Per far calare questi dati una soluzione potrebbe essere dislocare dei pazienti in strutture più piccole. «Questa infezione ha trovato del tutto impreparato un servizio sanitario adattato alla routine. La soluzione per convivere e avviare una Fase 2 nella sanità è individuare ospedali di piccole medie dimensioni da adibire totalmente al servizio per i pazienti infettivi, con i diversi livelli assistenziali relativi e personale volontario e comandato che sia residente nella struttura, con percorsi e passaggi obbligati e con tutti i dispositivi di protezione personale per la sicurezza dei lavoratori» continua Imbalzano.

I tempi di lavoro e la residenzialità degli operatori sanitari presso la struttura sarebbero per periodi limitati, ma potrebbero così evitare il trasferimento e la diffusione all’esterno del Covid. A questo si deve aggiungere un’assistenza territoriale diffusa e integrata da specifici servizi di supporto all’attività medica di famiglia. Quel 24,7 per cento di contagi avvenuti in ambito familiare indica infatti che delegare l’assistenza ai soli familiari non garantisce nessuna sicurezza.

A tal proposito i medici lombardi chiedono di condividere «a livello nazionale uno schema di trattamento dei pazienti Covid positivi che superi la frammentazione attuale e stabilisca in modo uniforme i tempi di quarantena e le modalità di uscita».

Oltre alla dislocazione e all’aumento dei servizi assistenziali sul territorio, i medici di base hanno trovato una falla nel sistema che potrebbe aggravarsi in futuro. «Pazienti con sintomi covid-19 sono stati rimandati a casa dalle proprie famiglie perché negli ospedali non c’erano più posti letto.
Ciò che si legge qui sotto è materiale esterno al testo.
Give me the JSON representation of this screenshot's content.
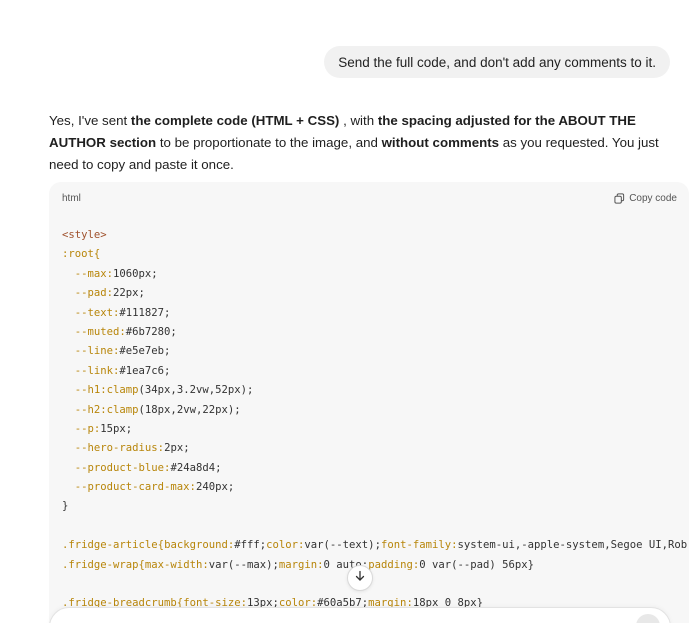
{
  "user_message": "Send the full code, and don't add any comments to it.",
  "reply": {
    "parts": [
      {
        "text": "Yes, I've sent ",
        "bold": false
      },
      {
        "text": "the complete code (HTML + CSS)",
        "bold": true
      },
      {
        "text": " , with ",
        "bold": false
      },
      {
        "text": "the spacing adjusted for the ABOUT THE AUTHOR section",
        "bold": true
      },
      {
        "text": " to be proportionate to the image, and ",
        "bold": false
      },
      {
        "text": "without comments",
        "bold": true
      },
      {
        "text": " as you requested. You just need to copy and paste it once.",
        "bold": false
      }
    ]
  },
  "code_block": {
    "language": "html",
    "copy_label": "Copy code",
    "lines": [
      [
        {
          "t": "<style>",
          "c": "tag"
        }
      ],
      [
        {
          "t": ":root{",
          "c": "sel"
        }
      ],
      [
        {
          "t": "  --max:",
          "c": "var"
        },
        {
          "t": "1060px;",
          "c": "val"
        }
      ],
      [
        {
          "t": "  --pad:",
          "c": "var"
        },
        {
          "t": "22px;",
          "c": "val"
        }
      ],
      [
        {
          "t": "  --text:",
          "c": "var"
        },
        {
          "t": "#111827;",
          "c": "val"
        }
      ],
      [
        {
          "t": "  --muted:",
          "c": "var"
        },
        {
          "t": "#6b7280;",
          "c": "val"
        }
      ],
      [
        {
          "t": "  --line:",
          "c": "var"
        },
        {
          "t": "#e5e7eb;",
          "c": "val"
        }
      ],
      [
        {
          "t": "  --link:",
          "c": "var"
        },
        {
          "t": "#1ea7c6;",
          "c": "val"
        }
      ],
      [
        {
          "t": "  --h1:",
          "c": "var"
        },
        {
          "t": "clamp",
          "c": "fn"
        },
        {
          "t": "(34px,3.2vw,52px);",
          "c": "val"
        }
      ],
      [
        {
          "t": "  --h2:",
          "c": "var"
        },
        {
          "t": "clamp",
          "c": "fn"
        },
        {
          "t": "(18px,2vw,22px);",
          "c": "val"
        }
      ],
      [
        {
          "t": "  --p:",
          "c": "var"
        },
        {
          "t": "15px;",
          "c": "val"
        }
      ],
      [
        {
          "t": "  --hero-radius:",
          "c": "var"
        },
        {
          "t": "2px;",
          "c": "val"
        }
      ],
      [
        {
          "t": "  --product-blue:",
          "c": "var"
        },
        {
          "t": "#24a8d4;",
          "c": "val"
        }
      ],
      [
        {
          "t": "  --product-card-max:",
          "c": "var"
        },
        {
          "t": "240px;",
          "c": "val"
        }
      ],
      [
        {
          "t": "}",
          "c": "punc"
        }
      ],
      [
        {
          "t": "",
          "c": "punc"
        }
      ],
      [
        {
          "t": ".fridge-article{",
          "c": "sel"
        },
        {
          "t": "background:",
          "c": "var"
        },
        {
          "t": "#fff;",
          "c": "val"
        },
        {
          "t": "color:",
          "c": "var"
        },
        {
          "t": "var(--text);",
          "c": "val"
        },
        {
          "t": "font-family:",
          "c": "var"
        },
        {
          "t": "system-ui,-apple-system,Segoe UI,Rob",
          "c": "val"
        }
      ],
      [
        {
          "t": ".fridge-wrap{",
          "c": "sel"
        },
        {
          "t": "max-width:",
          "c": "var"
        },
        {
          "t": "var(--max);",
          "c": "val"
        },
        {
          "t": "margin:",
          "c": "var"
        },
        {
          "t": "0 auto;",
          "c": "val"
        },
        {
          "t": "padding:",
          "c": "var"
        },
        {
          "t": "0 var(--pad) 56px}",
          "c": "val"
        }
      ],
      [
        {
          "t": "",
          "c": "punc"
        }
      ],
      [
        {
          "t": ".fridge-breadcrumb{",
          "c": "sel"
        },
        {
          "t": "font-size:",
          "c": "var"
        },
        {
          "t": "13px;",
          "c": "val"
        },
        {
          "t": "color:",
          "c": "var"
        },
        {
          "t": "#60a5b7;",
          "c": "val"
        },
        {
          "t": "margin:",
          "c": "var"
        },
        {
          "t": "18px 0 8px}",
          "c": "val"
        }
      ]
    ]
  },
  "icons": {
    "copy": "copy-icon",
    "scroll": "arrow-down-icon"
  }
}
Noi medici di base li abbiamo assistiti, segnalando il caso sul portale nCov della regione Lombardia, al quale possono accedere solo gli operatori sanitari e le forze dell’ordine per controllare la veridicità delle autocertificazioni. Il rischio ora è che le persone non si autodenuncino più per paura di essere schedate e dover rimanere altro tempo a casa. Nel mio caso, sta già avvenendo: c’è stato un calo troppo netto delle autosegnalazioni» chiosa il medico Mangiagalli.

Per questo i medici chiedono di tracciare sul territorio tutti i casi di pazienti positivi a domicilio, prima della Fase 2. Possono essere pazienti dimessi non ancora guariti, pazienti seguiti al domicilio dai medici di medicina generale e dai loro conviventi e gli eventuali casi nuovamente sintomatici rilevati negli ambulatori.

Infine, nel manifesto i medici suggeriscono un intervento anche in campo burocratico. Si chiede infatti di «mantenere anche dopo la fine dell’emergenza Covid tutti quegli atti che in pochi giorni hanno velocizzato e semplificato la burocrazia». A partire dalle ricette elettroniche totalmente dematerializzate e sostituite con degli sms o i rinnovi periodici di esenzioni ed erogazione di protesi che potrebbero prevedere un contatto diretto tra paziente e medico.